Nancy Borgenicht (Playwright) has been part of The Salt Lake Acting Company since 1974. She served as Co-Excecutive Producer with Allen Nevins from 1993-2005, proudly supporting Utah's community of artists and the development of new plays. She received the Mayor's Award for the Arts in 1999 and accepted, for SLAC, the Governor's Award for the Arts in 2001. As an actor, she has appeared in SLAC productions of Miss Margarida's Way, Hunting Cockroaches, On the Verge or the Geography of Yearning, Hedda Gabler, Kennedy's Children, Sylvia Plath: A Dramatic Portrait, The Importance of Being Earnest, and El Grande de Coca Cola. Her directing credits for SLAC include Angels in America, White Man Dancing, Oleanna, Women and Wallace, Cabbies, Cowboys and the Tree of the Weeping Virgin, and Saturday's Voyeur from 1993 to 2003. She conceived and created Saturday's Voyeur in 1978.

Allen Nevins

Allen Nevins (Playwright, Lyricist) has been writing for Saturday's Voyeur the last 19 years. He came to the Salt Lake Acting Company in 1989 as the Literary Manager and in 1990 he formed a writing and business partnership with then SLAC Marketing Director, Nancy Borgenicht. In 1993, their partnership, Saturday's Voyeur, Inc., became the management company and the Executive Producers of the Salt Lake Acting Company, for which they received the UAF Mayors Award for the Performing Arts and also the Governors Award for the Arts.

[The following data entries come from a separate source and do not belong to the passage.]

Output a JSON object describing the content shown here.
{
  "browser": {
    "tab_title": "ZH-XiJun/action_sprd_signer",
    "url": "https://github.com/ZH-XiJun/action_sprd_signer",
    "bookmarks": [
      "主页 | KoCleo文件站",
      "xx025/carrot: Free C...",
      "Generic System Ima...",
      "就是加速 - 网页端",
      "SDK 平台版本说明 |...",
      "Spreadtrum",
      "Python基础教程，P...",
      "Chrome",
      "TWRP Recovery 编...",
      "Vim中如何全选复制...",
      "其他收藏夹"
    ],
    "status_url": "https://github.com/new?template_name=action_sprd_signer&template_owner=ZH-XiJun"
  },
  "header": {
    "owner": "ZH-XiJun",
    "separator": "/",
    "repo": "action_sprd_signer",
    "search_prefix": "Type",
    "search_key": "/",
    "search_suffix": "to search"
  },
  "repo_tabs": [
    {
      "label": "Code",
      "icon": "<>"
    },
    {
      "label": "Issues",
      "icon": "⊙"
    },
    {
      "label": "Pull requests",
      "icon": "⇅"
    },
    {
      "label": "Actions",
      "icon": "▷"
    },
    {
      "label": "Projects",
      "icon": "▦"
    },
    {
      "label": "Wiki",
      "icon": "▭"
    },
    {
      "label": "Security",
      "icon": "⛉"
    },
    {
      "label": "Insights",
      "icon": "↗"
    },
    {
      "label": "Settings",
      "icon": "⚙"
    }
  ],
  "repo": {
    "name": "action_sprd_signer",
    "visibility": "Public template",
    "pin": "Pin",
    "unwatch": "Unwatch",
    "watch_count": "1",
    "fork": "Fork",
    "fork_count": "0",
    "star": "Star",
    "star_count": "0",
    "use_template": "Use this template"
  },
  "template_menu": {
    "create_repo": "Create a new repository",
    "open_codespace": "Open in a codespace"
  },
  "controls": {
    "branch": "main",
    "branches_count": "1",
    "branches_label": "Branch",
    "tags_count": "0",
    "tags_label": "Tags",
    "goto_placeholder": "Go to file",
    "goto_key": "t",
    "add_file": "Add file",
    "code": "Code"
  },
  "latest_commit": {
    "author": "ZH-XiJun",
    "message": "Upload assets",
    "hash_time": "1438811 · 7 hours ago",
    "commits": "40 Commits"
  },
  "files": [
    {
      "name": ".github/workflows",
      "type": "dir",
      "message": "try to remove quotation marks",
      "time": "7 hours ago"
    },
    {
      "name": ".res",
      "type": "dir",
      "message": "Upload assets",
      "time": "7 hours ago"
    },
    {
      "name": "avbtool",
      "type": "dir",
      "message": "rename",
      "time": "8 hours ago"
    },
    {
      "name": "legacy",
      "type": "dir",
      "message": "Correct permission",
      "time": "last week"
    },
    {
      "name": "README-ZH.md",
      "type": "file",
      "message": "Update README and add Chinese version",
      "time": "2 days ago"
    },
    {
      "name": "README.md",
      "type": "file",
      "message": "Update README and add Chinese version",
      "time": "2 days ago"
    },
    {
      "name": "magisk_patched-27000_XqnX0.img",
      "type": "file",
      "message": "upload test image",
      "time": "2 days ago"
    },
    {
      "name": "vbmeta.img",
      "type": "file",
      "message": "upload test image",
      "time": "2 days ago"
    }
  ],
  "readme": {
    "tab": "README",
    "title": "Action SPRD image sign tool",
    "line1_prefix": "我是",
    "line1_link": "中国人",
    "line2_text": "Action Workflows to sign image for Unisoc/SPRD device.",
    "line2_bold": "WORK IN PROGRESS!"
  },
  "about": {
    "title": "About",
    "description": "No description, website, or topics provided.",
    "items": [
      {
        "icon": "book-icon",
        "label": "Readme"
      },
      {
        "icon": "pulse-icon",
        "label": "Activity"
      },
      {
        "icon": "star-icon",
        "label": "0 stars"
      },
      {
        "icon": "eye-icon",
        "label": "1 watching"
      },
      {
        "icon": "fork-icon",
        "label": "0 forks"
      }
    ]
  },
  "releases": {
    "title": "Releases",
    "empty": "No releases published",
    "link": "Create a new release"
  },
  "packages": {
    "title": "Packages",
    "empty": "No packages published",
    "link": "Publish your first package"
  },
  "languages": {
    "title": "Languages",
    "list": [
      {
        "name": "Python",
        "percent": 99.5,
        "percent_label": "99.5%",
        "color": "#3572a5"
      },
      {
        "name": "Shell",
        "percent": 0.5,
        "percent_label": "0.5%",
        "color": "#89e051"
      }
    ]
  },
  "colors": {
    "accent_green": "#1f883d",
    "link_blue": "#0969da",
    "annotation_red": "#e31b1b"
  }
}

As Executive Producers they expanded and re-built the Upstairs Theatre, designed and built the Chapel Theatre as an alternative performing space, unionized SLAC's acting pool and re-instituted Saturday's Voyeur as the annual summer fundraiser for the Salt Lake Acting Company. In his 12 years as an Executive Producer, the Salt Lake Acting Company produced over 70 full-length plays, 40 public readings, and developed multiple new works for the American stage. Allen would like to (once again) thank Sen. Chris Buttars "for making all our differences so painfully obvious.".